Children who mimic their friends feel they have more to lose
In the current study, the researchers tested the hypothesis that, between two friends, having less friends than your pal makes you more prone to imitate their behavior. They observed a class of sixth graders at a Southern California public middle school for a full school year.
The teachers gave regular updates on students’ prosocial behavior and how they were doing in class. Students reported on their own social anxiety and any physical symptoms, like stomach aches that may have come from emotional distress. Students who had fewer friends than their partner were most susceptible to peer pressure. In every scenario, the authors observed they were also the one who acted the most like their companion.

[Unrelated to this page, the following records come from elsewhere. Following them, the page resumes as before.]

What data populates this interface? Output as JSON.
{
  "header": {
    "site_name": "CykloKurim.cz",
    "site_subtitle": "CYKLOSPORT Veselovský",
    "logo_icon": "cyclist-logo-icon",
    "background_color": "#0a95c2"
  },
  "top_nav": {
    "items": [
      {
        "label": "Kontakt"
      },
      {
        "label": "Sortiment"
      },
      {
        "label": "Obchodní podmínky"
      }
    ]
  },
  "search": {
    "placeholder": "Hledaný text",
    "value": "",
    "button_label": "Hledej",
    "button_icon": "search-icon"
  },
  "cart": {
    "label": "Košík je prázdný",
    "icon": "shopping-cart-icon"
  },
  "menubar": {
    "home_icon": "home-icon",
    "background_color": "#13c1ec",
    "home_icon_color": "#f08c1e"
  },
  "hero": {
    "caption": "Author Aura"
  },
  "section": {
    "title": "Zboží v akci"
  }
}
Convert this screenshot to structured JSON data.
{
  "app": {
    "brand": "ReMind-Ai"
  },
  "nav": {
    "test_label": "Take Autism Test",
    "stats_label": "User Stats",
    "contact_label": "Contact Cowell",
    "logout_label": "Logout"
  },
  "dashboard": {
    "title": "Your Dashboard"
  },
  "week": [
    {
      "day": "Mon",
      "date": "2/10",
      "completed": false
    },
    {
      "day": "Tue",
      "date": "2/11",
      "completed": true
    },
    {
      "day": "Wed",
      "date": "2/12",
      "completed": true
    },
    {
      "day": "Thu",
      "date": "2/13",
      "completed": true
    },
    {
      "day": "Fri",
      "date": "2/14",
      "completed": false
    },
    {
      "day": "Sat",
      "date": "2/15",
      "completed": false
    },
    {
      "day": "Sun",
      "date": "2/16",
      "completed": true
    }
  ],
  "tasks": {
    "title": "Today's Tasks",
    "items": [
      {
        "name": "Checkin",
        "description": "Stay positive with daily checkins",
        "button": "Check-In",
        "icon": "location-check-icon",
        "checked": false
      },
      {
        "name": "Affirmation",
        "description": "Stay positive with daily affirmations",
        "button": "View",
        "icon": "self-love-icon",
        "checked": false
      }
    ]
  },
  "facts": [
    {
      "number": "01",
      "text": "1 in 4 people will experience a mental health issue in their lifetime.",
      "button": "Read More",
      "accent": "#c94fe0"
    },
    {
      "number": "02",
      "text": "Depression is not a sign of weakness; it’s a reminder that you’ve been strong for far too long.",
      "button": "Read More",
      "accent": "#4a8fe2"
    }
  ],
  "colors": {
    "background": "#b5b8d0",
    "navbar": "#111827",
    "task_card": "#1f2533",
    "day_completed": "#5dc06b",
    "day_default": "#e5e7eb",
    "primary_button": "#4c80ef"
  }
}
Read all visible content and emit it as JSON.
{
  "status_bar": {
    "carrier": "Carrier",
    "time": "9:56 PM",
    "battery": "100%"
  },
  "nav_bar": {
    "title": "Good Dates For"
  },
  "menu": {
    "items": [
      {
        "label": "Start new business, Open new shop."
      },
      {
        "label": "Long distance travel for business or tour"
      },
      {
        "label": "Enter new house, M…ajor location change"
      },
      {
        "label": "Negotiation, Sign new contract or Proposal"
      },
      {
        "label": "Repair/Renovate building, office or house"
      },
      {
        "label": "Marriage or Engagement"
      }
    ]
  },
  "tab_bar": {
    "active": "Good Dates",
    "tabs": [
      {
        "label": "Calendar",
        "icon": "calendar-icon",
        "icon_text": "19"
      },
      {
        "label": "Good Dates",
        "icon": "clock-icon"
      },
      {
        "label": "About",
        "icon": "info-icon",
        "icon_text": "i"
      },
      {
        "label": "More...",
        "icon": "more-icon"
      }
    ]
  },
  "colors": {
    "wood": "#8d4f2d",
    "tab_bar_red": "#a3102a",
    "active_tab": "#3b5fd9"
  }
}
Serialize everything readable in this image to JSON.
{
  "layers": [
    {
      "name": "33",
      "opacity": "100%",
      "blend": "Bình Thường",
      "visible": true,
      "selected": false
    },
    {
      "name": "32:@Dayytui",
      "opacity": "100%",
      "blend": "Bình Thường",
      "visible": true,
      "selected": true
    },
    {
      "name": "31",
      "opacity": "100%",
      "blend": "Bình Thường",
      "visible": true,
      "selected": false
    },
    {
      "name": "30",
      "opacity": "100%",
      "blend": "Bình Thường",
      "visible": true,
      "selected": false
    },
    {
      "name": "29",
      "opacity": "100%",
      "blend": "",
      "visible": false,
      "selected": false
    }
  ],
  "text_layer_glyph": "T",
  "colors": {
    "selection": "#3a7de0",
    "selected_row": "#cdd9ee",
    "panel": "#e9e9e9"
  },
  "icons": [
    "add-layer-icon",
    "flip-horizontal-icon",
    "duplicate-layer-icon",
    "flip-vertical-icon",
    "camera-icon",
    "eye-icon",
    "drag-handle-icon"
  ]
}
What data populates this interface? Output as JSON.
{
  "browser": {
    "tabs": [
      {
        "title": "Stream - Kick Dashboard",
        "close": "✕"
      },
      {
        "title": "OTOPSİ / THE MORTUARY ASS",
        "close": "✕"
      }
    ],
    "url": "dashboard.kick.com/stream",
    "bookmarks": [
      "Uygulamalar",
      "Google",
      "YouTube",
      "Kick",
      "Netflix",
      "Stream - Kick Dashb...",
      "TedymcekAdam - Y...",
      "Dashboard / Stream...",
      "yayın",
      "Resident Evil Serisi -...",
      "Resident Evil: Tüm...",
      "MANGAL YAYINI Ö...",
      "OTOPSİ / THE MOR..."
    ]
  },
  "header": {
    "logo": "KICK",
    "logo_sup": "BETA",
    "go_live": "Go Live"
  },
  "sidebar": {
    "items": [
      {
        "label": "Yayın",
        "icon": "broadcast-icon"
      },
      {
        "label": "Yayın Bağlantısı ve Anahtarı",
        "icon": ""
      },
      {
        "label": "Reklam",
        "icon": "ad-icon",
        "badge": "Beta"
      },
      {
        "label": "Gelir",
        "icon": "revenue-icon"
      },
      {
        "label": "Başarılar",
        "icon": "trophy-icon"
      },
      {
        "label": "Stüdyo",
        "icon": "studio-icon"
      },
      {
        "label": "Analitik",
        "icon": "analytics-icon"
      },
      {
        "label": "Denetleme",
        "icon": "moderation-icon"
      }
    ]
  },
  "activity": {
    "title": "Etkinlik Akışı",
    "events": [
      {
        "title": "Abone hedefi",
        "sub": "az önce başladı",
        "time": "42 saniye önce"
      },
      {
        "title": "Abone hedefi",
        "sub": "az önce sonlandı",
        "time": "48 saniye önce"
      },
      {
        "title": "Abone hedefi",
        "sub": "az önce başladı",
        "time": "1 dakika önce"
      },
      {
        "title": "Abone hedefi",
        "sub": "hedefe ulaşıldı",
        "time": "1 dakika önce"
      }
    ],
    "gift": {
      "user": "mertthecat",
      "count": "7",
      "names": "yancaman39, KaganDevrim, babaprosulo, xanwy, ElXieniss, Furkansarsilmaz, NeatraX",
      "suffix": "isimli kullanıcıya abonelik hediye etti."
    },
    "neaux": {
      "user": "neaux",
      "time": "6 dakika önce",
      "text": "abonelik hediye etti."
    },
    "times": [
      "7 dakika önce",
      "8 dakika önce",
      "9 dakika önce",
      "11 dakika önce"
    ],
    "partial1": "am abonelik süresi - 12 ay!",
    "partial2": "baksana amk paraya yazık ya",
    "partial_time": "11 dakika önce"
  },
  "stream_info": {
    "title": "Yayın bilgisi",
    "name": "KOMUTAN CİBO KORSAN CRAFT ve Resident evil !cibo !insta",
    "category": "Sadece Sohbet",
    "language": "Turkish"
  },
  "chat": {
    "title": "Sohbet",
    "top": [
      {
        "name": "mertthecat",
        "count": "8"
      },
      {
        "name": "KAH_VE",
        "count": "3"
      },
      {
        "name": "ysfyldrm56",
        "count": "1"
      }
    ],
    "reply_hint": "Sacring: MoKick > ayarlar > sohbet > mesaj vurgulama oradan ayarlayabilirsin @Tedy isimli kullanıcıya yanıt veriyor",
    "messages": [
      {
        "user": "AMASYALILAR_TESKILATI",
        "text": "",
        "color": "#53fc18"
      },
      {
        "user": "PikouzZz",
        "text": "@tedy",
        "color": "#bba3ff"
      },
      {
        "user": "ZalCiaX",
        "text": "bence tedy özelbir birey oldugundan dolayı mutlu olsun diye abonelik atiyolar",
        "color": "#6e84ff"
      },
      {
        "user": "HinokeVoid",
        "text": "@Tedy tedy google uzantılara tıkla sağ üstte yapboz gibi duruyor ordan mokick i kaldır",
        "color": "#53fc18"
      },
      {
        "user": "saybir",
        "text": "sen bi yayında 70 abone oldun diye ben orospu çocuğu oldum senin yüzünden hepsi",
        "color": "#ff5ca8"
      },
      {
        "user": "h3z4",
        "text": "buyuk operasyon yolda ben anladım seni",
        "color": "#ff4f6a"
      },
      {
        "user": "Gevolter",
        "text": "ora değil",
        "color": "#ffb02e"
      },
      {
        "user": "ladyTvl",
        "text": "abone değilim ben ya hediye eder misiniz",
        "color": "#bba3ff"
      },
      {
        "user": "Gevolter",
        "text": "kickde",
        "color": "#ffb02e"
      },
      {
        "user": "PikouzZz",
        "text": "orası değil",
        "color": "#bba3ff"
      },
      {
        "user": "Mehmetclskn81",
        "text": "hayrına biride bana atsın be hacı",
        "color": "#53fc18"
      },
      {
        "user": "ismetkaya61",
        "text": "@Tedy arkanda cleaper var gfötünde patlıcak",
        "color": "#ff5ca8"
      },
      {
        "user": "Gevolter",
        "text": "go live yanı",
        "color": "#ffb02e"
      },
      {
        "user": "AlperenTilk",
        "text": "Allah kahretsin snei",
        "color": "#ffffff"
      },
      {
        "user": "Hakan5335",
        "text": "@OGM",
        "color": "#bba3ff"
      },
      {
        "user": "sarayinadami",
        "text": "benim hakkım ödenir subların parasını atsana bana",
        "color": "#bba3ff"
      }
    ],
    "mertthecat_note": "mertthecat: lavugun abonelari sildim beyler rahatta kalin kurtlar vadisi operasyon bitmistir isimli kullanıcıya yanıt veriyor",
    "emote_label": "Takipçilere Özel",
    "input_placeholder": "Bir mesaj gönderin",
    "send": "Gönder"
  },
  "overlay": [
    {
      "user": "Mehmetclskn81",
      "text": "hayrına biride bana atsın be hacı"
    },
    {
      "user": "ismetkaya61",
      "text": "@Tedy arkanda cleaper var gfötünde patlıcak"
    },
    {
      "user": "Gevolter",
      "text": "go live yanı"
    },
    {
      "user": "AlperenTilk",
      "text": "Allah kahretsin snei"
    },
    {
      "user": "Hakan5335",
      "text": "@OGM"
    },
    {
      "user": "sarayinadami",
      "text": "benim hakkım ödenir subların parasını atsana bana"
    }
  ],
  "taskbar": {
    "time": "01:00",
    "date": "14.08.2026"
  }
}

The findings suggest it’s not the total number of friends a child has but whether the child has fewer friends than their partner. This is likely because the one with fewer friends has more to lose if the friendship collapses. They are the ones who would have to put more effort into keeping and maintaining the relationship.
“Children with more to lose from friendship dissolution are aware that conformity helps to preserve existing friendships, by strengthening similarities that serve as a foundation for shared enjoyment and by reducing potential sources of conflict that may disrupt exchanges,” says Laursen. “They also know that their partner, the one with more friends, will not have as much difficulty finding someone else to hang around with and therefore does not have an incentive to be accommodating. Someone has to bend and the partner with fewer friends assume that they are that someone.”
While conformity comes at a cost, such as doing activities you may not enjoy, the authors suggest it might actually be one of the best strategies to strengthen the ties of friendship.
The study is published in the Journal of Youth and Adolescence.